Uma vez aqui chegados, torna-se evidente que aquilo de que verdadeiramente se trata é de, à “boa” maneira da “Doutrina do Choque” de Milton Friedman, aproveitar, e à máxima velocidade e com a maior extensão possível, a “oportunidade” da COVID-19 para impor uma violenta reestruturação capitalista do sistema de ensino, a qual, noutras circunstâncias, não seria possível.

Que ensino e que educação são estes?

A difusão e recepção do conhecimento faz-se, assim, cada vez mais, ao serviço dos interesses económicos imediatos, da eficiência de curto prazo, do saber superficial e instantâneo, em detrimento de uma cultura verdadeiramente científica, feita de reflexão crítica e de conhecimento profundo. E deste modo se formam aqueles homens e mulheres de “sucesso” que, mais tarde, pouco ou nada sabendo de História, de Filosofia ou até de Ética, e desconhecendo o que sejam princípios como os da justiça ou da solidariedade, agindo na individualidade máxima, proclamando orgulhosamente que não lêem mails com mais de duas linhas, desprezam a dignidade dos que têm sob as suas ordens, sob o pretexto de que, tal como lhes foi sendo inculcado, inclusive na própria Escola, a legitimidade do fim (a busca do maior lucro) plenamente justifica tais meios – é, enfim, a reprodução do modelo e dos valores das relações sociais de produção capitalista em todo o seu esplendor…

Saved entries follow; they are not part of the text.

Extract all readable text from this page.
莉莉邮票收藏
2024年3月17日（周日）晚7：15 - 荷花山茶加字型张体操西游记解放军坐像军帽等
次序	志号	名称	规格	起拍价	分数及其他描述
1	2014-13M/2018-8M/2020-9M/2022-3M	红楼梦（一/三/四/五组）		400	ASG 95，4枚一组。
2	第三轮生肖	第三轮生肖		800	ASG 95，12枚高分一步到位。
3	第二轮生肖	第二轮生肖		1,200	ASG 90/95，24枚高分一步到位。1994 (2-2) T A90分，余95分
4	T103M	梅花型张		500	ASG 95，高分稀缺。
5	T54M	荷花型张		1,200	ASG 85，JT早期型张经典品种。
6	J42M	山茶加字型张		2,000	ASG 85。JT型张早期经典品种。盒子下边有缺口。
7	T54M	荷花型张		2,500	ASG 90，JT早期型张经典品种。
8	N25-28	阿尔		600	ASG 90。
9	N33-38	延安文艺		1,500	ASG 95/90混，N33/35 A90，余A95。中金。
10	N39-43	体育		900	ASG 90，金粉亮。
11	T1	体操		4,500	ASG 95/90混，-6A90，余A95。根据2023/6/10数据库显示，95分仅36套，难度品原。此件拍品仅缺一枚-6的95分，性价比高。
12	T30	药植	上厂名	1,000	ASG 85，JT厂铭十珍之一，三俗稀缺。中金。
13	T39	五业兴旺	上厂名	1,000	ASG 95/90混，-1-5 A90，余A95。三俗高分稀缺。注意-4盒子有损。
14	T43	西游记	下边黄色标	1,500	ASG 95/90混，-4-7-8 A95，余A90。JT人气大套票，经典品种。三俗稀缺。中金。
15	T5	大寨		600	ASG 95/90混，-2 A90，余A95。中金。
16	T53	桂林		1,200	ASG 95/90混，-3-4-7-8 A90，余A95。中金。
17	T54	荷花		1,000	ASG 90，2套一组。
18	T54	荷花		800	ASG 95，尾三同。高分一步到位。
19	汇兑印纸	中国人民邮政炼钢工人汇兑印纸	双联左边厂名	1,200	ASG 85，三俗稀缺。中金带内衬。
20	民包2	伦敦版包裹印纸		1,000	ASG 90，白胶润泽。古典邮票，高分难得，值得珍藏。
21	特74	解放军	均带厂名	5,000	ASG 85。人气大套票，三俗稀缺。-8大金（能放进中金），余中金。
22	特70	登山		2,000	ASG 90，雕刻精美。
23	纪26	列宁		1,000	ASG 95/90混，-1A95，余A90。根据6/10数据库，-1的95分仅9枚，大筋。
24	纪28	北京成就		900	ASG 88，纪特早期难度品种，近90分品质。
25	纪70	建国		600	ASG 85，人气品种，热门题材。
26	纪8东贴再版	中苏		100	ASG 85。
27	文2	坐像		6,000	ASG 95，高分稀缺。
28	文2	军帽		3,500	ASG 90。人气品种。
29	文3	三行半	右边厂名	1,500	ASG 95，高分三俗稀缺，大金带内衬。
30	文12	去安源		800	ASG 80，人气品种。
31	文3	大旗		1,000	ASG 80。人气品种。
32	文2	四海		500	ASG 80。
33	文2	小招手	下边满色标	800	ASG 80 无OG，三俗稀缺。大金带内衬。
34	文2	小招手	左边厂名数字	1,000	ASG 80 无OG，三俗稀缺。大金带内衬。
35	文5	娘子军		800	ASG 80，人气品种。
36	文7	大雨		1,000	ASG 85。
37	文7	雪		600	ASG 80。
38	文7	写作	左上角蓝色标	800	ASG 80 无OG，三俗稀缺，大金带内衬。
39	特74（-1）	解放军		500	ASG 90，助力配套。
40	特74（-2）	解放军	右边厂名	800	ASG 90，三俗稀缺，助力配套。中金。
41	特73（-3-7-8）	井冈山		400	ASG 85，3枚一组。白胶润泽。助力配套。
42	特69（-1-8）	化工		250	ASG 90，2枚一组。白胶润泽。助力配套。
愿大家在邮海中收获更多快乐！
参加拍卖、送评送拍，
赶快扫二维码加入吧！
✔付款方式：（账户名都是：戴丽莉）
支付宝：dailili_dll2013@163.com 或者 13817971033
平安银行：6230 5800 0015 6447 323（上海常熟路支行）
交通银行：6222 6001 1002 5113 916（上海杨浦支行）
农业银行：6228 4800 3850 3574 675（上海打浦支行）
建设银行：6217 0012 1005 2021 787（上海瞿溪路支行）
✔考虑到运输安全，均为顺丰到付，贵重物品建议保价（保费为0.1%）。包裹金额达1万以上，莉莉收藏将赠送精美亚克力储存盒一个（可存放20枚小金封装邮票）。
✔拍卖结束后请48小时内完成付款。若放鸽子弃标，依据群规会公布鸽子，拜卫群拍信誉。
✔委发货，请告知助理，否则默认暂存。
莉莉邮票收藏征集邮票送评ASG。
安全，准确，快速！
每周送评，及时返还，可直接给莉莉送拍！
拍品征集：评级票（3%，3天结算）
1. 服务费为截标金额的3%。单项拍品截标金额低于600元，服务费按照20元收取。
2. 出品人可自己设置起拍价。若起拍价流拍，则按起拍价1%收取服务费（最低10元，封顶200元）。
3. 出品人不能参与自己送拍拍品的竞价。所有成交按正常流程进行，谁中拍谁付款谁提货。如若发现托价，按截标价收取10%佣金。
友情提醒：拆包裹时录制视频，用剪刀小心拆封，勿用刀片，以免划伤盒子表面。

Não teremos é Educação, nem Ensino que sirvam os interesses do povo português. Mas o que é que isso importa para os seguidores de Milton Friedman e da sua teoria?

Se e enquanto os cidadãos, paralisados pelo receio da pandemia, narcotizados pelo discurso do unanimismo social e iludidos e manipulados pelos slogans do “novo normal”, não reagirem e não combaterem aquilo que é errado e injusto, teremos – de forma bem mais semelhante ao que se passou em Nova Orleães do que muitos julgariam – bem menos professores, bem mais alunos/autómatos formatados, porventura melhores estatísticas e decerto excelentes poupanças orçamentais. 

Pagaremos decerto muito caro, enquanto povo e enquanto país, estas opções e estas medidas. Mas se, para já, o que predomina é a contínua pregação dos ideólogos do pensamento dominante (e a segregação de todos quantos ousem criticá-los) é bom lembrar, como Miguel Unamuno, que eles poderão, por ora, vencer porque lhes sobra a força, mas não poderão nunca convencer porque lhes falta a razão!

António Garcia Pereira


[1] Propagandeando criticamente como “neutrais” e, logo, necessariamente positivas todas as NTCI’s (Novas Tecnologias da Comunicação e Informação) que vão surgindo, e esquecendo que, representando assinaláveis progressos científicos e tecnológicos, constituem um poderoso factor de aceleração, quer do bem, quer do mal, tudo dependendo dos interesses aos serviços dos quais elas sejam colocadas.

[2] Parece hoje evidente que as diversas Escolas da Universidade de Lisboa, sob a direcção do respectivo Reitor, não obstante as recomendações no sentido de um regresso calmo, lento e seguro às aulas e exames presenciais, já decidiram que nem no próximo semestre o farão. A única excepção será, porventura, a das Faculdades de Medicina, perante a firme posição da Ordem dos Médicos de não aceitar legitimar cursos com aulas laboratoriais e autópsias online

[3] Sendo certo que com a exiguidade do número e o cansaço dos inspectores de educação – há, no ensino básico e secundário, para mais de 800 agrupamentos de escolas apenas 166 inspectores, 74% dos quais com mais de 55 anos – o auditar das avaliações não passa de uma quimera.